8.4.1.2. sklearn.datasets.fetch_20newsgroups¶
- sklearn.datasets.fetch_20newsgroups(data_home=None, subset='train', categories=None, shuffle=True, random_state=42, download_if_missing=True)¶
- Load the filenames of the 20 newsgroups dataset. - Parameters : - subset: ‘train’ or ‘test’, ‘all’, optional : - Select the dataset to load: ‘train’ for the training set, ‘test’ for the test set, ‘all’ for both, with shuffled ordering. - data_home: optional, default: None : - Specify an download and cache folder for the datasets. If None, all scikit-learn data is stored in ‘~/scikit_learn_data’ subfolders. - categories: None or collection of string or unicode : - If None (default), load all the categories.
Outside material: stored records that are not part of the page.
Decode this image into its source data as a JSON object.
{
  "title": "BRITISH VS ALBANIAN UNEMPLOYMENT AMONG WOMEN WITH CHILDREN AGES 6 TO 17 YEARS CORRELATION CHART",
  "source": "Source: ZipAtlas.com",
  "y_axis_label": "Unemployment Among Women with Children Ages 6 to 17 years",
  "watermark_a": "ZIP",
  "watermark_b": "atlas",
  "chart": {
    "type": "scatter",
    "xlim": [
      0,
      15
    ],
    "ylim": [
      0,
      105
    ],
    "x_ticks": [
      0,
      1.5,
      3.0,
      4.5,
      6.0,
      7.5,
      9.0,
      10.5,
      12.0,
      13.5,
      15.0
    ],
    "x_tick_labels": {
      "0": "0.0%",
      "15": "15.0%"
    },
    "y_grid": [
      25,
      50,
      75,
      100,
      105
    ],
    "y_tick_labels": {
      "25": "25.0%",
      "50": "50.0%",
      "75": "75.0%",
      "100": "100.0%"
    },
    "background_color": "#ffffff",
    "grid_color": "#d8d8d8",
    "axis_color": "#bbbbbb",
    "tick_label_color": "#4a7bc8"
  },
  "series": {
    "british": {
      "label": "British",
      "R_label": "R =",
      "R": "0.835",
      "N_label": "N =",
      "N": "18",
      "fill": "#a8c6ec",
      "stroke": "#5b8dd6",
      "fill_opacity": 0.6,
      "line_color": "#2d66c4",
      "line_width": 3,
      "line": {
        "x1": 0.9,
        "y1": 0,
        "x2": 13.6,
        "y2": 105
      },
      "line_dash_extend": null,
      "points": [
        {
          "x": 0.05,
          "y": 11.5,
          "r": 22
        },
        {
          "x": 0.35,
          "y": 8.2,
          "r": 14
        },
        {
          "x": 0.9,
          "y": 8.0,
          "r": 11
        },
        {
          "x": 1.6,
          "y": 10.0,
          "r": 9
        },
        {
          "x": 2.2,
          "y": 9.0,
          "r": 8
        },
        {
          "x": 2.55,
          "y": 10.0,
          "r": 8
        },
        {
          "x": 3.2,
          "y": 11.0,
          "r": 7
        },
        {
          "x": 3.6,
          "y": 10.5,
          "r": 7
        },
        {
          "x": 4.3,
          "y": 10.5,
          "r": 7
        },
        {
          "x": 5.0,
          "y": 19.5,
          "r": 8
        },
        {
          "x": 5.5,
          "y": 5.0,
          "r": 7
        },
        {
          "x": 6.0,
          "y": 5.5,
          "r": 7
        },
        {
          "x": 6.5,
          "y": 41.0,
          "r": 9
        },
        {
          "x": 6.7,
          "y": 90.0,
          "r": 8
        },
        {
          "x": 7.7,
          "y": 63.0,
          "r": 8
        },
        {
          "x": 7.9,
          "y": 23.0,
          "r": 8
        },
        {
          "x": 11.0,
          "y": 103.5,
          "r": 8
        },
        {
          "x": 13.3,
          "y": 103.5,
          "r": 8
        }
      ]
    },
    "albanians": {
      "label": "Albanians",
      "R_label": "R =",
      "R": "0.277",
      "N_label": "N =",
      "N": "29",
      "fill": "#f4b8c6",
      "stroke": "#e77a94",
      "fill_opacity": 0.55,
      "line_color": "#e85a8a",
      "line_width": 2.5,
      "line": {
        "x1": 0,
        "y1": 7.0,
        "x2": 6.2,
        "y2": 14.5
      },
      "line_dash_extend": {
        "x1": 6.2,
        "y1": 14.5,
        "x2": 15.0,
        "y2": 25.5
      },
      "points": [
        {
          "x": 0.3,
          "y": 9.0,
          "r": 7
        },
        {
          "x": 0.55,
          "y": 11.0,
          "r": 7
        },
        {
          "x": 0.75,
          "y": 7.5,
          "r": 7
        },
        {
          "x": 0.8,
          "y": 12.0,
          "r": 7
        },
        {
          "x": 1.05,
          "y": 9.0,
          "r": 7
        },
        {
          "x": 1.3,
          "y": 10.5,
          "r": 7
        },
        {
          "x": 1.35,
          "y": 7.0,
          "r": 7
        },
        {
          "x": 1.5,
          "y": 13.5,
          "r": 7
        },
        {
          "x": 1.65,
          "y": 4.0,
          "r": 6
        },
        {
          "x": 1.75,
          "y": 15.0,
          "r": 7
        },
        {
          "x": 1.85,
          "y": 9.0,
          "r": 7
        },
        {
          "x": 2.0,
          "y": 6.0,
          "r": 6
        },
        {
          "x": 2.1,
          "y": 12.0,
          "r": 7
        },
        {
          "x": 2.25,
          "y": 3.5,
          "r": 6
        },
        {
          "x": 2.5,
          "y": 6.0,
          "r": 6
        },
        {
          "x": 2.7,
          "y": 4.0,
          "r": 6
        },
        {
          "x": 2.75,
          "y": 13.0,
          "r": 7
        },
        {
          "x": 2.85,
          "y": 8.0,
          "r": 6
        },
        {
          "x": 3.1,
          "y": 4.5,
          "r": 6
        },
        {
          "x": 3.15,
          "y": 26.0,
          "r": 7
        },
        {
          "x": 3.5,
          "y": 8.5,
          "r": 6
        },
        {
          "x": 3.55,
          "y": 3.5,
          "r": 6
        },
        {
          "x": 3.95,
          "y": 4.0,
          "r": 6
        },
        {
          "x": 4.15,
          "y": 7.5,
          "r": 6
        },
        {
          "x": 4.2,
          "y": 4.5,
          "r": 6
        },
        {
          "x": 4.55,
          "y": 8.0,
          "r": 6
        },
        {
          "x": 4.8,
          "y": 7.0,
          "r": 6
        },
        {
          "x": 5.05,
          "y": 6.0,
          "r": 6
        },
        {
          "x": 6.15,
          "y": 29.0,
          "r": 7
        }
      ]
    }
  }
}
If not None, list of category names to load (other categories ignored). - shuffle: bool, optional : - Whether or not to shuffle the data: might be important for models that make the assumption that the samples are independent and identically distributed (i.i.d.), such as stochastic gradient descent. - random_state: numpy random number generator or seed integer : - Used to shuffle the dataset. - download_if_missing: optional, True by default : - If False, raise an IOError if the data is not locally available instead of trying to download the data from the source site.